In 2020, while planting cotton in the Xinjiang Uygur autonomous region, a plant protection UAV could serve 13.33 hectares per hour, and the figure is rising fast. Earlier, each plant protection UAV required one operator, but now an operator can control multiple UAVs, with hourly workload exceeding 30 hectares.

And this is only the start. Blockchain technology, artificial intelligence and the metaverse are rebuilding the agricultural value chains. "One traceability QR code for each item" is turning the whole-process tracing of food quality and safety from an idea into reality. Moreover, numerous applications, invisible from public sight, are profoundly changing the agricultural industry.

Take the seed sector as an example. Since gene sequencing and genome editing technologies were introduced into the sector, the computing power used in the breeding process has surged by hundreds of times thanks to artificial intelligence, big data and cloud computing technologies, so that the forecast accuracy of models is increased and breeding efficiency substantially raised.

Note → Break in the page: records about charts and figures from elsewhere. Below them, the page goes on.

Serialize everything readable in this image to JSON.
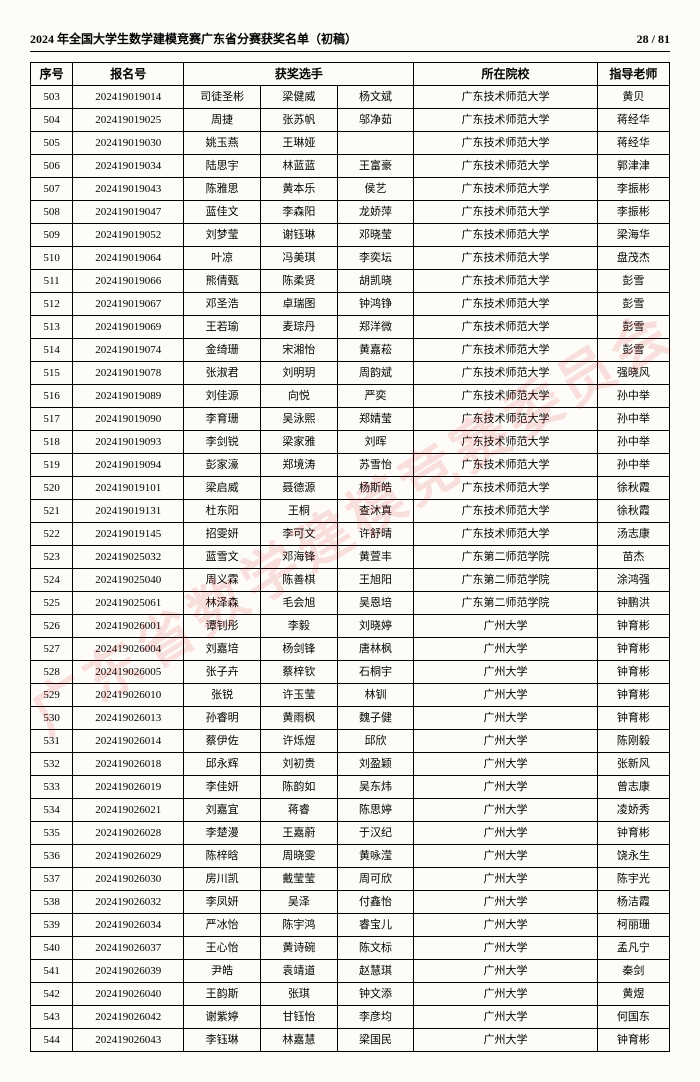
{
  "header": {
    "title": "2024 年全国大学生数学建模竞赛广东省分赛获奖名单（初稿）",
    "page": "28 / 81"
  },
  "watermark": "广东省数学建模竞赛委员会",
  "columns": {
    "seq": "序号",
    "reg": "报名号",
    "winners": "获奖选手",
    "school": "所在院校",
    "advisor": "指导老师"
  },
  "rows": [
    {
      "seq": "503",
      "reg": "202419019014",
      "m": [
        "司徒圣彬",
        "梁健威",
        "杨文斌"
      ],
      "school": "广东技术师范大学",
      "advisor": "黄贝"
    },
    {
      "seq": "504",
      "reg": "202419019025",
      "m": [
        "周捷",
        "张苏帆",
        "邬净茹"
      ],
      "school": "广东技术师范大学",
      "advisor": "蒋经华"
    },
    {
      "seq": "505",
      "reg": "202419019030",
      "m": [
        "姚玉燕",
        "王琳娅",
        "",
        ""
      ],
      "school": "广东技术师范大学",
      "advisor": "蒋经华"
    },
    {
      "seq": "506",
      "reg": "202419019034",
      "m": [
        "陆思宇",
        "林蓝蓝",
        "王富豪"
      ],
      "school": "广东技术师范大学",
      "advisor": "郭津津"
    },
    {
      "seq": "507",
      "reg": "202419019043",
      "m": [
        "陈雅思",
        "黄本乐",
        "侯艺"
      ],
      "school": "广东技术师范大学",
      "advisor": "李振彬"
    },
    {
      "seq": "508",
      "reg": "202419019047",
      "m": [
        "蓝佳文",
        "李森阳",
        "龙娇萍"
      ],
      "school": "广东技术师范大学",
      "advisor": "李振彬"
    },
    {
      "seq": "509",
      "reg": "202419019052",
      "m": [
        "刘梦莹",
        "谢钰琳",
        "邓晓莹"
      ],
      "school": "广东技术师范大学",
      "advisor": "梁海华"
    },
    {
      "seq": "510",
      "reg": "202419019064",
      "m": [
        "叶凉",
        "冯美琪",
        "李奕坛"
      ],
      "school": "广东技术师范大学",
      "advisor": "盘茂杰"
    },
    {
      "seq": "511",
      "reg": "202419019066",
      "m": [
        "熊倩甄",
        "陈柔贤",
        "胡凯晓"
      ],
      "school": "广东技术师范大学",
      "advisor": "彭雪"
    },
    {
      "seq": "512",
      "reg": "202419019067",
      "m": [
        "邓圣浩",
        "卓瑞图",
        "钟鸿铮"
      ],
      "school": "广东技术师范大学",
      "advisor": "彭雪"
    },
    {
      "seq": "513",
      "reg": "202419019069",
      "m": [
        "王若瑜",
        "麦琮丹",
        "郑洋微"
      ],
      "school": "广东技术师范大学",
      "advisor": "彭雪"
    },
    {
      "seq": "514",
      "reg": "202419019074",
      "m": [
        "金绮珊",
        "宋湘怡",
        "黄嘉菘"
      ],
      "school": "广东技术师范大学",
      "advisor": "彭雪"
    },
    {
      "seq": "515",
      "reg": "202419019078",
      "m": [
        "张淑君",
        "刘明玥",
        "周韵斌"
      ],
      "school": "广东技术师范大学",
      "advisor": "强晓风"
    },
    {
      "seq": "516",
      "reg": "202419019089",
      "m": [
        "刘佳源",
        "向悦",
        "严奕"
      ],
      "school": "广东技术师范大学",
      "advisor": "孙中举"
    },
    {
      "seq": "517",
      "reg": "202419019090",
      "m": [
        "李育珊",
        "吴泳熙",
        "郑婧莹"
      ],
      "school": "广东技术师范大学",
      "advisor": "孙中举"
    },
    {
      "seq": "518",
      "reg": "202419019093",
      "m": [
        "李剑锐",
        "梁家雅",
        "刘晖"
      ],
      "school": "广东技术师范大学",
      "advisor": "孙中举"
    },
    {
      "seq": "519",
      "reg": "202419019094",
      "m": [
        "彭家濠",
        "郑境涛",
        "苏雪怡"
      ],
      "school": "广东技术师范大学",
      "advisor": "孙中举"
    },
    {
      "seq": "520",
      "reg": "202419019101",
      "m": [
        "梁启威",
        "聂德源",
        "杨斯皓"
      ],
      "school": "广东技术师范大学",
      "advisor": "徐秋霞"
    },
    {
      "seq": "521",
      "reg": "202419019131",
      "m": [
        "杜东阳",
        "王桐",
        "查沐真"
      ],
      "school": "广东技术师范大学",
      "advisor": "徐秋霞"
    },
    {
      "seq": "522",
      "reg": "202419019145",
      "m": [
        "招雯妍",
        "李可文",
        "许舒晴"
      ],
      "school": "广东技术师范大学",
      "advisor": "汤志康"
    },
    {
      "seq": "523",
      "reg": "202419025032",
      "m": [
        "蓝雪文",
        "邓海锋",
        "黄萱丰"
      ],
      "school": "广东第二师范学院",
      "advisor": "苗杰"
    },
    {
      "seq": "524",
      "reg": "202419025040",
      "m": [
        "周义霖",
        "陈善棋",
        "王旭阳"
      ],
      "school": "广东第二师范学院",
      "advisor": "涂鸿强"
    },
    {
      "seq": "525",
      "reg": "202419025061",
      "m": [
        "林泽森",
        "毛会旭",
        "吴恩培"
      ],
      "school": "广东第二师范学院",
      "advisor": "钟鹏洪"
    },
    {
      "seq": "526",
      "reg": "202419026001",
      "m": [
        "谭钊彤",
        "李毅",
        "刘晓婷"
      ],
      "school": "广州大学",
      "advisor": "钟育彬"
    },
    {
      "seq": "527",
      "reg": "202419026004",
      "m": [
        "刘嘉培",
        "杨剑锋",
        "唐林枫"
      ],
      "school": "广州大学",
      "advisor": "钟育彬"
    },
    {
      "seq": "528",
      "reg": "202419026005",
      "m": [
        "张子卉",
        "蔡梓钦",
        "石桐宇"
      ],
      "school": "广州大学",
      "advisor": "钟育彬"
    },
    {
      "seq": "529",
      "reg": "202419026010",
      "m": [
        "张锐",
        "许玉莹",
        "林钏"
      ],
      "school": "广州大学",
      "advisor": "钟育彬"
    },
    {
      "seq": "530",
      "reg": "202419026013",
      "m": [
        "孙睿明",
        "黄雨枫",
        "魏子健"
      ],
      "school": "广州大学",
      "advisor": "钟育彬"
    },
    {
      "seq": "531",
      "reg": "202419026014",
      "m": [
        "蔡伊佐",
        "许烁煜",
        "邱欣"
      ],
      "school": "广州大学",
      "advisor": "陈刚毅"
    },
    {
      "seq": "532",
      "reg": "202419026018",
      "m": [
        "邱永辉",
        "刘初贵",
        "刘盈颖"
      ],
      "school": "广州大学",
      "advisor": "张新风"
    },
    {
      "seq": "533",
      "reg": "202419026019",
      "m": [
        "李佳妍",
        "陈韵如",
        "吴东炜"
      ],
      "school": "广州大学",
      "advisor": "曾志康"
    },
    {
      "seq": "534",
      "reg": "202419026021",
      "m": [
        "刘嘉宜",
        "蒋睿",
        "陈思婷"
      ],
      "school": "广州大学",
      "advisor": "凌娇秀"
    },
    {
      "seq": "535",
      "reg": "202419026028",
      "m": [
        "李楚漫",
        "王嘉蔚",
        "于汉纪"
      ],
      "school": "广州大学",
      "advisor": "钟育彬"
    },
    {
      "seq": "536",
      "reg": "202419026029",
      "m": [
        "陈梓晗",
        "周晓雯",
        "黄咏滢"
      ],
      "school": "广州大学",
      "advisor": "饶永生"
    },
    {
      "seq": "537",
      "reg": "202419026030",
      "m": [
        "房川凯",
        "戴莹莹",
        "周可欣"
      ],
      "school": "广州大学",
      "advisor": "陈宇光"
    },
    {
      "seq": "538",
      "reg": "202419026032",
      "m": [
        "李凤妍",
        "吴泽",
        "付鑫怡"
      ],
      "school": "广州大学",
      "advisor": "杨洁霞"
    },
    {
      "seq": "539",
      "reg": "202419026034",
      "m": [
        "严冰怡",
        "陈宇鸿",
        "睿宝儿"
      ],
      "school": "广州大学",
      "advisor": "柯丽珊"
    },
    {
      "seq": "540",
      "reg": "202419026037",
      "m": [
        "王心怡",
        "黄诗碗",
        "陈文标"
      ],
      "school": "广州大学",
      "advisor": "孟凡宁"
    },
    {
      "seq": "541",
      "reg": "202419026039",
      "m": [
        "尹皓",
        "袁靖道",
        "赵慧琪"
      ],
      "school": "广州大学",
      "advisor": "秦剑"
    },
    {
      "seq": "542",
      "reg": "202419026040",
      "m": [
        "王韵斯",
        "张琪",
        "钟文添"
      ],
      "school": "广州大学",
      "advisor": "黄煜"
    },
    {
      "seq": "543",
      "reg": "202419026042",
      "m": [
        "谢紫婷",
        "甘钰怡",
        "李彦均"
      ],
      "school": "广州大学",
      "advisor": "何国东"
    },
    {
      "seq": "544",
      "reg": "202419026043",
      "m": [
        "李钰琳",
        "林嘉慧",
        "梁国民"
      ],
      "school": "广州大学",
      "advisor": "钟育彬"
    }
  ]
}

Traditional villages have provided space for humanity to live in and prosper. However, traditional agricultural production and rural society have apparent space constraints. Despite the limitations to human capabilities, humanity has never stopped the pace of seeking progress. From the "slash-and-burn" farming method to farm tractors, and then to wide application of digital technologies in agriculture, Chinese villages are evolving with ever-enriching forms and content, with human freedom constantly expanded. Digitally empowered Chinese villages are coming into the global limelight.

The author is a researcher of the Rural Development Institute at the Chinese Academy of Social Sciences.